During the final year of war, male evacuees of fourteen or fifteen years of age were drafted into the army and the Waffen-SS and sent to face the American tanks. Three of Michael Ende’s classmates were killed on their first day of action. Ende also received call-up papers, but tore up the letter and made his way home to his mother in Munich. By then the German army was already in retreat. Corpses of deserters hung by the wayside, strung up in the trees by the SS or the military police. Michael Ende came into contact with a Bavarian resistance movement founded to sabotage the German war effort and bring about its capitulation. Ende was used as a courier, and the operation succeeded in undermining the SS’s declared intention to defend Munich until the ‘bitter end’.
Michael Ende’s attitude towards life was profoundly influenced by his experience of war. He was paralysed by a kind of defeatism and always expected the worst. It seemed to him that the world was falling apart, and he saw disaster as part of everyday life. In fact, it surprised him when catastrophes didn’t materialize.
In 1945 the Ende family left Solln and moved to no. 135a Leopoldstraβe in Schwabing. Edgar Ende shared a studio there with a painter of the Munich school, Richard Ferdinand Schmitz - one of the few surviving members of the circle around Stefan George, Friedrich Gundolf and Karl Wolfskehl.

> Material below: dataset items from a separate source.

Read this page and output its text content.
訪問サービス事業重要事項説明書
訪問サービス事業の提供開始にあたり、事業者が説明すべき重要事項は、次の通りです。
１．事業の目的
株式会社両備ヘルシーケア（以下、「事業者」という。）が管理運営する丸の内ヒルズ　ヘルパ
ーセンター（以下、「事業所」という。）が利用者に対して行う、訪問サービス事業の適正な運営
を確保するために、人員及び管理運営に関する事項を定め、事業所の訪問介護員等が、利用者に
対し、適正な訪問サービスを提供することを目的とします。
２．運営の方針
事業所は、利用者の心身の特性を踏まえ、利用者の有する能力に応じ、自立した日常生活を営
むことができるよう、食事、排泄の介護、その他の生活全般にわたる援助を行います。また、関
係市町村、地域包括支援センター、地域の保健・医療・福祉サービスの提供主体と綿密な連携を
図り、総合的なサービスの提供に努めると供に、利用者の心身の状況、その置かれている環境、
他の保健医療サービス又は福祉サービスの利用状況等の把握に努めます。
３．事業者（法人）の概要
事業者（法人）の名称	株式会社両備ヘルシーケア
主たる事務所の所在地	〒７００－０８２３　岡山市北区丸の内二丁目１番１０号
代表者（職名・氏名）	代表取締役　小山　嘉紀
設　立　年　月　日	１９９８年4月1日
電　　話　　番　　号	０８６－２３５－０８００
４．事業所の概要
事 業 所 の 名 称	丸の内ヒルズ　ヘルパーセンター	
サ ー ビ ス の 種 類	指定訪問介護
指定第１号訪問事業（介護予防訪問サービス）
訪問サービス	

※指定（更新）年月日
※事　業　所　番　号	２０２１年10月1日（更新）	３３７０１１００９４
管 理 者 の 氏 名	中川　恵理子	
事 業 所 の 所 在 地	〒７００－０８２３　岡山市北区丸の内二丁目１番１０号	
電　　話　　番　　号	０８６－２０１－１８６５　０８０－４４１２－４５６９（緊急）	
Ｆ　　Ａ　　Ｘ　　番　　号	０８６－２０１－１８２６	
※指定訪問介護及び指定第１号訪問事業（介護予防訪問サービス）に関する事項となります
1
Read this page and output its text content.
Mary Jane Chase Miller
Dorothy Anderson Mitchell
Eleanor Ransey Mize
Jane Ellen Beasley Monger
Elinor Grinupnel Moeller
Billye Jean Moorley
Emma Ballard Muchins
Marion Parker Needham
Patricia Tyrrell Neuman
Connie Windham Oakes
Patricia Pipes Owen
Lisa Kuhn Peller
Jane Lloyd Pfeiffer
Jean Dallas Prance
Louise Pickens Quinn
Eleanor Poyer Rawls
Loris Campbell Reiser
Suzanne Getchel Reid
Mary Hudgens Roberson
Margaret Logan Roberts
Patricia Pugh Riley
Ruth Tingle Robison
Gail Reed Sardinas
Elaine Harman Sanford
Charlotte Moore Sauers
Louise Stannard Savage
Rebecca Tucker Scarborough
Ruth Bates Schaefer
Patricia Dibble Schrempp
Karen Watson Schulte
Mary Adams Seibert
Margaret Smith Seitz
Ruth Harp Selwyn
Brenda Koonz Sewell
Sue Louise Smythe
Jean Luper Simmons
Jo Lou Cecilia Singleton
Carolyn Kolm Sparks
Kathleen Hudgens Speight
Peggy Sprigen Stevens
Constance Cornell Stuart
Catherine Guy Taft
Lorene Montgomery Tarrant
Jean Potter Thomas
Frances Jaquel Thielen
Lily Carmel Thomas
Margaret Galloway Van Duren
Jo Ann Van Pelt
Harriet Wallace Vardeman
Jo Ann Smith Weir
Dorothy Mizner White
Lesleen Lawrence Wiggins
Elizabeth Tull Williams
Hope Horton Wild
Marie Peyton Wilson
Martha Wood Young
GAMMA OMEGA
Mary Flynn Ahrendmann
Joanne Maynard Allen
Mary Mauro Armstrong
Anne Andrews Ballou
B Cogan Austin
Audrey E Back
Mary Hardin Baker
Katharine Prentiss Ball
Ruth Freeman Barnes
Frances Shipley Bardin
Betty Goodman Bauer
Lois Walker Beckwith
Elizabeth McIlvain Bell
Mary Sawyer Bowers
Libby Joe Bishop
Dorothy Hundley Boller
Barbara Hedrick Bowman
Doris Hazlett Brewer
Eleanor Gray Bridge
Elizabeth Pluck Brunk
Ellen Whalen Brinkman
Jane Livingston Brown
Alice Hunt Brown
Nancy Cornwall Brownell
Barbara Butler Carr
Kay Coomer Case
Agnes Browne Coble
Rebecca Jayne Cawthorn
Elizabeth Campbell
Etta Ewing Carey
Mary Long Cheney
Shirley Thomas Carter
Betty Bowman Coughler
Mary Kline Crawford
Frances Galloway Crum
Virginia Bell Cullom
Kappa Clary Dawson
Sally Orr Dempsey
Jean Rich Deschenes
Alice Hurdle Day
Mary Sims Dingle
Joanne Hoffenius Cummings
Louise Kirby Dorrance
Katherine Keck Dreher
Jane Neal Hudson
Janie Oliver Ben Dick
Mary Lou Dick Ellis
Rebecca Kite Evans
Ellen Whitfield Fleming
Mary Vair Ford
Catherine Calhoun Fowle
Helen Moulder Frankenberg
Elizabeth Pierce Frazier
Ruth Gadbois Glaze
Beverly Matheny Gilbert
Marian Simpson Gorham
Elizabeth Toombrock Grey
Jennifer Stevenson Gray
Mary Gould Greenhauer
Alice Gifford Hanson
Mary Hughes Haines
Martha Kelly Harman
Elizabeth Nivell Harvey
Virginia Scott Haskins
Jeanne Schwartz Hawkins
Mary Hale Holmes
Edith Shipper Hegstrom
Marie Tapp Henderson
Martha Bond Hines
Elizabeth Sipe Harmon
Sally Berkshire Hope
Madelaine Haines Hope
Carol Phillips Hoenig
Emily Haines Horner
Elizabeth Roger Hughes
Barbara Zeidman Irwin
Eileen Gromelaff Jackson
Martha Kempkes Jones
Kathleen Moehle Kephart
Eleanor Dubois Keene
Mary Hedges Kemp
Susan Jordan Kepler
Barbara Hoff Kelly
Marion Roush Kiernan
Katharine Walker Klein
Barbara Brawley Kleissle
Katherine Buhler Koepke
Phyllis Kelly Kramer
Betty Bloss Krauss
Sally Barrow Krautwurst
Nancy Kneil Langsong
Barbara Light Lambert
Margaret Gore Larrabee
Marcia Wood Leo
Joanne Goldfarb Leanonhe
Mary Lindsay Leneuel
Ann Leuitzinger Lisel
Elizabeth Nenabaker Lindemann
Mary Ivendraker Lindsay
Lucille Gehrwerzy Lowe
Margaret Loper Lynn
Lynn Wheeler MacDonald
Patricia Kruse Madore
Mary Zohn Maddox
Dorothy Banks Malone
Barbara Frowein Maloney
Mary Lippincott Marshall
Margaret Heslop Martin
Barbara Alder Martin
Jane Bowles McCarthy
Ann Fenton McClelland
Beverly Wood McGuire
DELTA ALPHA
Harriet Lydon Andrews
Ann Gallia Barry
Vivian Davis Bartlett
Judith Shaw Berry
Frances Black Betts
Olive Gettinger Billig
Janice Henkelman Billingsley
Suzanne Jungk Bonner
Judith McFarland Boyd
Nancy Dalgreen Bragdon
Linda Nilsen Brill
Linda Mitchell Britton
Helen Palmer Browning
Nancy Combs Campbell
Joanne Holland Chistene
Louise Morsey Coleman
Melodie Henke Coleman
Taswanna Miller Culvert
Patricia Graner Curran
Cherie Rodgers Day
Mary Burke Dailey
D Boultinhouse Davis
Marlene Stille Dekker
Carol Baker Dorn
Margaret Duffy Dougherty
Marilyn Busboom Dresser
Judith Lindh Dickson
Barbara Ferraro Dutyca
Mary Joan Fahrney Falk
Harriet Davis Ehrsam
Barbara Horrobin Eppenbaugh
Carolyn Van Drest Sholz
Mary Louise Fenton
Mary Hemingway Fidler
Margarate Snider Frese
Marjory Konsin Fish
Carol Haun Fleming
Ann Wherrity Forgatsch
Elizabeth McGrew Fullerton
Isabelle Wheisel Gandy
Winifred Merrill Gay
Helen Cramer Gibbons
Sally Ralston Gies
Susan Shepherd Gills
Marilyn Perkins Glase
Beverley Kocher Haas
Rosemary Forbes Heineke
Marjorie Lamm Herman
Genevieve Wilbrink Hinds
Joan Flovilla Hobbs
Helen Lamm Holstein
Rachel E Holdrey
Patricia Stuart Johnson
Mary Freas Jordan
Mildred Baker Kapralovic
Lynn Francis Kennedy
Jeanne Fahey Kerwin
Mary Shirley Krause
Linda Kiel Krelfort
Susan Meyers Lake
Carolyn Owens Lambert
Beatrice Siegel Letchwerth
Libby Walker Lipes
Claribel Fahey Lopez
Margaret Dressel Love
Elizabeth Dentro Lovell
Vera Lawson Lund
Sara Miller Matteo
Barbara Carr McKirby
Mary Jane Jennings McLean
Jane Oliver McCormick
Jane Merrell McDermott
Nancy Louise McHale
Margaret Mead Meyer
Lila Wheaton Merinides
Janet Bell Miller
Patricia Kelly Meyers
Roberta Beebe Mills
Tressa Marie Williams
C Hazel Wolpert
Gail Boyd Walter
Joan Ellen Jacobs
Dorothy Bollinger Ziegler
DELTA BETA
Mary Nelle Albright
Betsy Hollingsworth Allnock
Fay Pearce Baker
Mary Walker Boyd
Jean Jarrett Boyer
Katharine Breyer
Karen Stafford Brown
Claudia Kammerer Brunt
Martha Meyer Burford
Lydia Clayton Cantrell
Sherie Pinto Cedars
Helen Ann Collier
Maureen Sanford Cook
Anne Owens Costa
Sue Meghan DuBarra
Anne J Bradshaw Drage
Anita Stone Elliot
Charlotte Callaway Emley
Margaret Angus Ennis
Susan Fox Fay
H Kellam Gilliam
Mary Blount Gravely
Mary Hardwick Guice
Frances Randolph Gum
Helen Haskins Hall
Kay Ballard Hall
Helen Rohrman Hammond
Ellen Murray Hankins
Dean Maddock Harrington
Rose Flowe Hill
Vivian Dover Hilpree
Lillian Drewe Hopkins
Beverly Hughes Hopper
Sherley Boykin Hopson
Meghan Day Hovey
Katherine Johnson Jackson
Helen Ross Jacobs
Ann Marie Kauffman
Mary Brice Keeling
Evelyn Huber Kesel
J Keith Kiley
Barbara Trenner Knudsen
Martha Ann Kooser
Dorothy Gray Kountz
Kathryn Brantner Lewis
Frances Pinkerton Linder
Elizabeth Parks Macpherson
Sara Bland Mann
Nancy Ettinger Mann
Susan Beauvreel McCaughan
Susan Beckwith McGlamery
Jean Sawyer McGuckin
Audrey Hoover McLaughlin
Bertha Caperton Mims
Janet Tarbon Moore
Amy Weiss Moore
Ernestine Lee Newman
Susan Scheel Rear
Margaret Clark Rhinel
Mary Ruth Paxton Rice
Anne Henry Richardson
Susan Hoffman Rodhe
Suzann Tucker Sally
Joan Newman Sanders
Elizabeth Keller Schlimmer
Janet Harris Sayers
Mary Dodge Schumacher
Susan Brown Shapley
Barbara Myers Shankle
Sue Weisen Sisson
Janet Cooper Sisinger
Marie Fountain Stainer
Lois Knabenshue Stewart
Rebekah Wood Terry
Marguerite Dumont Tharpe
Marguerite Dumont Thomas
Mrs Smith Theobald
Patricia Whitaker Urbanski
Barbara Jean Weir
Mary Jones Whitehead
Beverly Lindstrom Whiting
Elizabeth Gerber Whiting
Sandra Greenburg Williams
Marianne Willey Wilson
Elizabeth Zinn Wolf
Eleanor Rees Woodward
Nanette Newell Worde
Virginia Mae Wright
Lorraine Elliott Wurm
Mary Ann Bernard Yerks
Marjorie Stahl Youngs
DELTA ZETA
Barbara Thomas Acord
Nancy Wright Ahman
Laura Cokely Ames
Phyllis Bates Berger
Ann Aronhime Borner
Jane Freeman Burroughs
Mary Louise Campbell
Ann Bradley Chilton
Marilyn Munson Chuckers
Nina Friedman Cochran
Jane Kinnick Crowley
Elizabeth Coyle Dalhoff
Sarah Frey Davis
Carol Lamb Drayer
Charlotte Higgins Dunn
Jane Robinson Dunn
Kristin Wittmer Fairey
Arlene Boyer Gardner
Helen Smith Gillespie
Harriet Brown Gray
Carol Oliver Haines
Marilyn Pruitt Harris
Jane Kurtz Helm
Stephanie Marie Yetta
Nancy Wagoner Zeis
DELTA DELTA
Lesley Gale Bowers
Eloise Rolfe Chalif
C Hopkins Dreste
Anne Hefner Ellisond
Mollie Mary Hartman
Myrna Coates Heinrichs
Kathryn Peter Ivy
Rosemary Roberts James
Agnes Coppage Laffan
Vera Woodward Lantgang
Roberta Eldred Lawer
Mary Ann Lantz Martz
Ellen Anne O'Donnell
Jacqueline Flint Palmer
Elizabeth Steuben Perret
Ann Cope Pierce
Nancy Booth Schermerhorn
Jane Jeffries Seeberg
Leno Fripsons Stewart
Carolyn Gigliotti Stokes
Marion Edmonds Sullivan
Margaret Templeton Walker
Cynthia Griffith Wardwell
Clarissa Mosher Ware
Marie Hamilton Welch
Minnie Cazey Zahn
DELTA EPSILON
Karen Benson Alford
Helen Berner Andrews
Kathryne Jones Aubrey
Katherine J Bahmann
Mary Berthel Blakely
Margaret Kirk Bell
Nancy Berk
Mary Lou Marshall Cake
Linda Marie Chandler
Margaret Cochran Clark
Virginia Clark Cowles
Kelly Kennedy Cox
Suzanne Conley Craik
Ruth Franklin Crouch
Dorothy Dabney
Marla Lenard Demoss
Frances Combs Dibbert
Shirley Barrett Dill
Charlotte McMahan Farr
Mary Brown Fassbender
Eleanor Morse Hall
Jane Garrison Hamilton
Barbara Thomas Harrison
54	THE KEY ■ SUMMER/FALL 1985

In 1946 Michael Ende’s grammar school re-opened, and he attended classes for a year, after which the financial generosity of family friends allowed him to complete his high-school education at a Waldorf school in Stuttgart. This seemingly charitable gesture was motivated by more self-interested calculations: Ende had fallen in love with a girl three years his senior, and her parents funded his two-year stay in Stuttgart to keep the pair apart.